Interview with David Faure of Mandrake & KDE
JigSaw writes: "OSNews features an interesting interview with David Faure, the french KDE developer who works for Mandrake Software. His code can be found on Konqueror, KFM, KWord and he is also the main bug hunter for KDE. David talks about KDE 3's enhancements and speed improvements, the future of KWord, the debugging tools under Linux, and even Gnome2, .NET, MacOSX and Mozilla."
I expect the average Windows user would take it pretty well. Your average Windows user is used to dealing with software that has private theming/skinning support (WinAmp, Windows Media Player) and software that ignores the global theme settings and does its own thing (most CD burning software, Cable modem branded Internet Explorer, RealPlayer, QuickTime). Your average Windows user is used to Microsoft changing interface styles leaving a glaring difference between new and old apps (addition of gradient title bars (originally on MS Office only), the new XP widgets).
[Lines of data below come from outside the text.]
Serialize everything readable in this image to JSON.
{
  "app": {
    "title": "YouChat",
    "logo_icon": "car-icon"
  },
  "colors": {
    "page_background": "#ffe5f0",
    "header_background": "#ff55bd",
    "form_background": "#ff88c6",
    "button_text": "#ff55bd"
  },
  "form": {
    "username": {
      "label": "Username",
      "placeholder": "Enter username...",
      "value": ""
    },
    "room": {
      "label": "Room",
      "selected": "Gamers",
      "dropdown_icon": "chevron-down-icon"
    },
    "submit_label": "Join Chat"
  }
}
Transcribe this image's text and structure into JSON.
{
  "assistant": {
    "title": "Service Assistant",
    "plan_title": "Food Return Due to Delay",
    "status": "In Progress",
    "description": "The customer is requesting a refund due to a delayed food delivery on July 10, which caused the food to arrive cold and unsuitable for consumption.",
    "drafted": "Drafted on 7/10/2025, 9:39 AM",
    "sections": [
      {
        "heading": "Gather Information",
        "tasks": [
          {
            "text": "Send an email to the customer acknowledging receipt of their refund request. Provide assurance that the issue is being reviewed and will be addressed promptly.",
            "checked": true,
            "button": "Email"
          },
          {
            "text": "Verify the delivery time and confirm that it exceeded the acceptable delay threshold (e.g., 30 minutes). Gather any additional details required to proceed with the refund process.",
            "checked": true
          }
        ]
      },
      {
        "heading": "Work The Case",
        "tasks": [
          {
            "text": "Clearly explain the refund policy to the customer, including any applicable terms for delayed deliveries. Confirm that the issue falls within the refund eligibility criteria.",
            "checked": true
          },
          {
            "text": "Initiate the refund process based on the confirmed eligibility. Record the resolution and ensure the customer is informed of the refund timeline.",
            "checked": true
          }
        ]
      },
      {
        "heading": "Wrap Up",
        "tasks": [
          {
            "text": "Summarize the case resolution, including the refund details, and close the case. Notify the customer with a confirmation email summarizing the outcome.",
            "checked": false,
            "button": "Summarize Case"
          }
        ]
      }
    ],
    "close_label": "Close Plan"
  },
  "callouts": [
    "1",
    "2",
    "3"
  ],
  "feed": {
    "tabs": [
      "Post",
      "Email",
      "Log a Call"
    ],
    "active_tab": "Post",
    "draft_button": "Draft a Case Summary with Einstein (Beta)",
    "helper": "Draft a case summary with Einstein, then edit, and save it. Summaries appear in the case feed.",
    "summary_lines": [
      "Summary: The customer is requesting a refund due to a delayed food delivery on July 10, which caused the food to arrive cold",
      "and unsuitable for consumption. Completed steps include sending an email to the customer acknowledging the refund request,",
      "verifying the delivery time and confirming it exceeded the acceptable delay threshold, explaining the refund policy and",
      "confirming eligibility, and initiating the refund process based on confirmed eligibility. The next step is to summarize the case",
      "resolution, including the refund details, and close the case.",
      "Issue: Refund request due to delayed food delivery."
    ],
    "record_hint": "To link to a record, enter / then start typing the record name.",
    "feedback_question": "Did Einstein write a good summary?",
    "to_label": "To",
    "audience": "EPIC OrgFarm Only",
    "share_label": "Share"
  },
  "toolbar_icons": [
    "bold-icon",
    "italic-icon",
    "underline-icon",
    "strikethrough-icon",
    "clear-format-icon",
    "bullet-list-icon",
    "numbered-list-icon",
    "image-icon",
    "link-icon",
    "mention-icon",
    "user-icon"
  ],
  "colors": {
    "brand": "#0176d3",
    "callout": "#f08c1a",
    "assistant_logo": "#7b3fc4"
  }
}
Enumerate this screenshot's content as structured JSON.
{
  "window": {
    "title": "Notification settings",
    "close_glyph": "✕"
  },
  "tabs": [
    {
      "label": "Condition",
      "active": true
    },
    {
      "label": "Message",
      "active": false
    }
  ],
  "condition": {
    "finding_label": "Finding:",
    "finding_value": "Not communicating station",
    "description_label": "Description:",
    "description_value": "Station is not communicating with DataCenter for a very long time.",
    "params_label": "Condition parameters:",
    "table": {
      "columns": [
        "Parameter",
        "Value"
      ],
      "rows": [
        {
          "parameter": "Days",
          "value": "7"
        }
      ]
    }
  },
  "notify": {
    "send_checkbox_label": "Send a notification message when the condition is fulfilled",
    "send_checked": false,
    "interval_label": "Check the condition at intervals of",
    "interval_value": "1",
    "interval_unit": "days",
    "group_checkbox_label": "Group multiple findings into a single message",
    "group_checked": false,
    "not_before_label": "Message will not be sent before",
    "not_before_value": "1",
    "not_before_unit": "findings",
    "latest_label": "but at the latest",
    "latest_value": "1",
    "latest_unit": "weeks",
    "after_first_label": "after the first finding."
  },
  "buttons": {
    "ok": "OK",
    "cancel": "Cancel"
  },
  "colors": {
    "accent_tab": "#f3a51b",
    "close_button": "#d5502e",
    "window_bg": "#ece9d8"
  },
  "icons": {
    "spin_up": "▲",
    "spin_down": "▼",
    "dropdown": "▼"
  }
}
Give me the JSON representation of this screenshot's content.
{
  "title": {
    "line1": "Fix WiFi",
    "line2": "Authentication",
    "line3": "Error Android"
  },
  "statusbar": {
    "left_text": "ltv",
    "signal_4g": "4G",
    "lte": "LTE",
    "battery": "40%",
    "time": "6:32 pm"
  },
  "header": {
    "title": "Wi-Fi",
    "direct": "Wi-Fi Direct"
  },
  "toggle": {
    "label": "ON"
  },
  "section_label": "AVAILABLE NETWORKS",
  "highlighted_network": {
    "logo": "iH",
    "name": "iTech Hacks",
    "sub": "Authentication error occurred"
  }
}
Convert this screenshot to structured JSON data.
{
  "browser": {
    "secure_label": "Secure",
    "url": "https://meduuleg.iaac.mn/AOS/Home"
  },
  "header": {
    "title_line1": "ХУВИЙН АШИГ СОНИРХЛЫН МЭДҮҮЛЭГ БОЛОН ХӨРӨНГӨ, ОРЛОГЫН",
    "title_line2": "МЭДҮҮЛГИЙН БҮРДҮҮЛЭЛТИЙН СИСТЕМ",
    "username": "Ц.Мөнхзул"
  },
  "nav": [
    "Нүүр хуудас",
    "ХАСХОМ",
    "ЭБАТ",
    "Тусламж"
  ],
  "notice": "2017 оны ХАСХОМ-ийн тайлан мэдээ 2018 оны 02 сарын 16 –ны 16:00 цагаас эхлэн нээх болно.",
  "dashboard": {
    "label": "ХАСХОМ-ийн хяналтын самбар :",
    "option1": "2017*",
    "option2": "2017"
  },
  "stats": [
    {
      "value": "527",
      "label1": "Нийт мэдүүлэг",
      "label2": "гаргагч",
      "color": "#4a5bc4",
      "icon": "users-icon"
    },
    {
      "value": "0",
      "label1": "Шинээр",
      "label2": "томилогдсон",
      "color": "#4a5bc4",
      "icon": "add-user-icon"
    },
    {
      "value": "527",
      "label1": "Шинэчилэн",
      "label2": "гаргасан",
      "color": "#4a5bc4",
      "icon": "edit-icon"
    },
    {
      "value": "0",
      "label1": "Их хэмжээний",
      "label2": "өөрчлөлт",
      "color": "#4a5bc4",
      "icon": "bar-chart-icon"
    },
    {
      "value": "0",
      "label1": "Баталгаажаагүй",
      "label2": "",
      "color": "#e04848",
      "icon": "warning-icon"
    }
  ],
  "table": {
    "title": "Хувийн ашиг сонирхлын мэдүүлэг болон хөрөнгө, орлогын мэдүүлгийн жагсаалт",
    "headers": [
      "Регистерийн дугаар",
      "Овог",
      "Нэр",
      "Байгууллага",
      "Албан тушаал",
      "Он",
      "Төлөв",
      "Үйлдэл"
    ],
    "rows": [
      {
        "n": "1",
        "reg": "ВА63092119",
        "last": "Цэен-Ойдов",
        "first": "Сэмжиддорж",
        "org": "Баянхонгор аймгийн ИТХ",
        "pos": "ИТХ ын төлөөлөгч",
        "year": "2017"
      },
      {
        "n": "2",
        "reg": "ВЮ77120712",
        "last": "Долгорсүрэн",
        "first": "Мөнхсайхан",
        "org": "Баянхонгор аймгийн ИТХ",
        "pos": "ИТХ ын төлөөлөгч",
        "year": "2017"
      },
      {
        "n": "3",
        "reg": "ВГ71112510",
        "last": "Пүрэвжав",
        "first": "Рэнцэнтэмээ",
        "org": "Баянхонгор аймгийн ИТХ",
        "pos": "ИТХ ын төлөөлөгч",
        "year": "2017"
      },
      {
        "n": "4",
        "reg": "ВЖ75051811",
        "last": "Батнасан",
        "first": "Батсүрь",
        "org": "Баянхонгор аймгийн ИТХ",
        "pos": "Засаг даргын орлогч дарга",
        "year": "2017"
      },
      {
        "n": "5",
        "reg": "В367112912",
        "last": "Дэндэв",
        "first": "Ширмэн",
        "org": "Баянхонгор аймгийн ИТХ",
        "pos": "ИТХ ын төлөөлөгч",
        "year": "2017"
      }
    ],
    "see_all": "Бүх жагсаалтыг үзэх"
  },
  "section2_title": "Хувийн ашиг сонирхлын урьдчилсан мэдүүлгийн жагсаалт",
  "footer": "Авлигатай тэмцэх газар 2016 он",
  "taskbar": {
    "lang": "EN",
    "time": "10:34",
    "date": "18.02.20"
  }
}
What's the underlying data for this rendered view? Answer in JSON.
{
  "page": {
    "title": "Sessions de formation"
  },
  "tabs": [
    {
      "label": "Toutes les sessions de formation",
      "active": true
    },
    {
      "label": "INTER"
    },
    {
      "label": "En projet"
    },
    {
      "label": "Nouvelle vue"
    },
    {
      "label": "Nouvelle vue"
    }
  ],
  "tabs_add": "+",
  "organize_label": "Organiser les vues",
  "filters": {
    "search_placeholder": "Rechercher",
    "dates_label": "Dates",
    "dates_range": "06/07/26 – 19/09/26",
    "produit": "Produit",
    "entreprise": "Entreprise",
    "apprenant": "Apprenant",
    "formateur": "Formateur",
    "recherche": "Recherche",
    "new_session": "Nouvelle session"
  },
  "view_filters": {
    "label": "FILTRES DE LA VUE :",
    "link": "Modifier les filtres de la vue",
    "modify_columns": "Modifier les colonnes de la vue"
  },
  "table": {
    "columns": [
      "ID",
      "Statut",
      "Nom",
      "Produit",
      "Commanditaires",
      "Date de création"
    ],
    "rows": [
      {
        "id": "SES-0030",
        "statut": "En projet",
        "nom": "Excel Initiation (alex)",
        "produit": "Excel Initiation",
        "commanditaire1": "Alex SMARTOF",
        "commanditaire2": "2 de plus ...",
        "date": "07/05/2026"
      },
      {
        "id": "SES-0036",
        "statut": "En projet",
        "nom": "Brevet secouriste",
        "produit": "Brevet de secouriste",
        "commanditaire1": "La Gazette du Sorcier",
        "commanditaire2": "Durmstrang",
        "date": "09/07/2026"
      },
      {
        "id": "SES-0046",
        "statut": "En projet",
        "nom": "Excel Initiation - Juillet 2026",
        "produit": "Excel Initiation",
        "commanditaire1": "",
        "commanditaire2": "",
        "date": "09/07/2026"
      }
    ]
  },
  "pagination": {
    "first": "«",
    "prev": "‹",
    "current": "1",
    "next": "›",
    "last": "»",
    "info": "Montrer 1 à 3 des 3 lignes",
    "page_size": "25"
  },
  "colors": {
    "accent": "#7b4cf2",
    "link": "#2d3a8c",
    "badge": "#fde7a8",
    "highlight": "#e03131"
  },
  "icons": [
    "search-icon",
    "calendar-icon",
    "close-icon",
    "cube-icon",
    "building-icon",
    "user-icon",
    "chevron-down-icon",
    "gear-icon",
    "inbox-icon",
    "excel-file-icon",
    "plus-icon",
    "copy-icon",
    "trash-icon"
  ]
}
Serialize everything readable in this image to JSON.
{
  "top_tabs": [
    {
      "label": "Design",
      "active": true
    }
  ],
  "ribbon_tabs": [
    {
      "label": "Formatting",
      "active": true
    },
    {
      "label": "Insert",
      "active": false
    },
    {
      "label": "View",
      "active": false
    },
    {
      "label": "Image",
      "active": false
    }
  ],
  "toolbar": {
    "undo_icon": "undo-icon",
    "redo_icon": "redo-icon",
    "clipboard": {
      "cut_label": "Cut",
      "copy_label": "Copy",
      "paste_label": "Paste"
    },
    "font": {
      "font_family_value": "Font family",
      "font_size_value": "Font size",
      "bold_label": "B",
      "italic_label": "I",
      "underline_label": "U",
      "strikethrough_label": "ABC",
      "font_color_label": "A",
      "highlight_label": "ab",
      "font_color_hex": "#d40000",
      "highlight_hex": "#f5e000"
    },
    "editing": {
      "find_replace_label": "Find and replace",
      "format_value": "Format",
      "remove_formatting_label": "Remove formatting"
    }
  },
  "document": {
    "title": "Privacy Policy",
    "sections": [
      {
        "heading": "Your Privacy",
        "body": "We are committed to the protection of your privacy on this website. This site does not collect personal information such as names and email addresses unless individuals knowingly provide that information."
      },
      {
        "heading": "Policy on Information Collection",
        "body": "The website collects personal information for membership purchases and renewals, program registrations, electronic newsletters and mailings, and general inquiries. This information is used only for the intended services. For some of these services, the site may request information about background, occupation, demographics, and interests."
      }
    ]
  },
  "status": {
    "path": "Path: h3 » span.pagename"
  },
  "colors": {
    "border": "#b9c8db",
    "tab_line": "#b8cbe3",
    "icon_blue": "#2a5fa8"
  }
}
Many software developers feel the need to be arty and throw the standard Windows interface out the window. It's unfortunate, (It hurts usability and accessability), but it's the current situation. Windows is no better than Unix with X-Windows. The only way to get highly consistent theming in Windows is to use Microsoft applications exclusively. To get highly consistent theming under Unix, pick either Gnome or KDE and stick with it.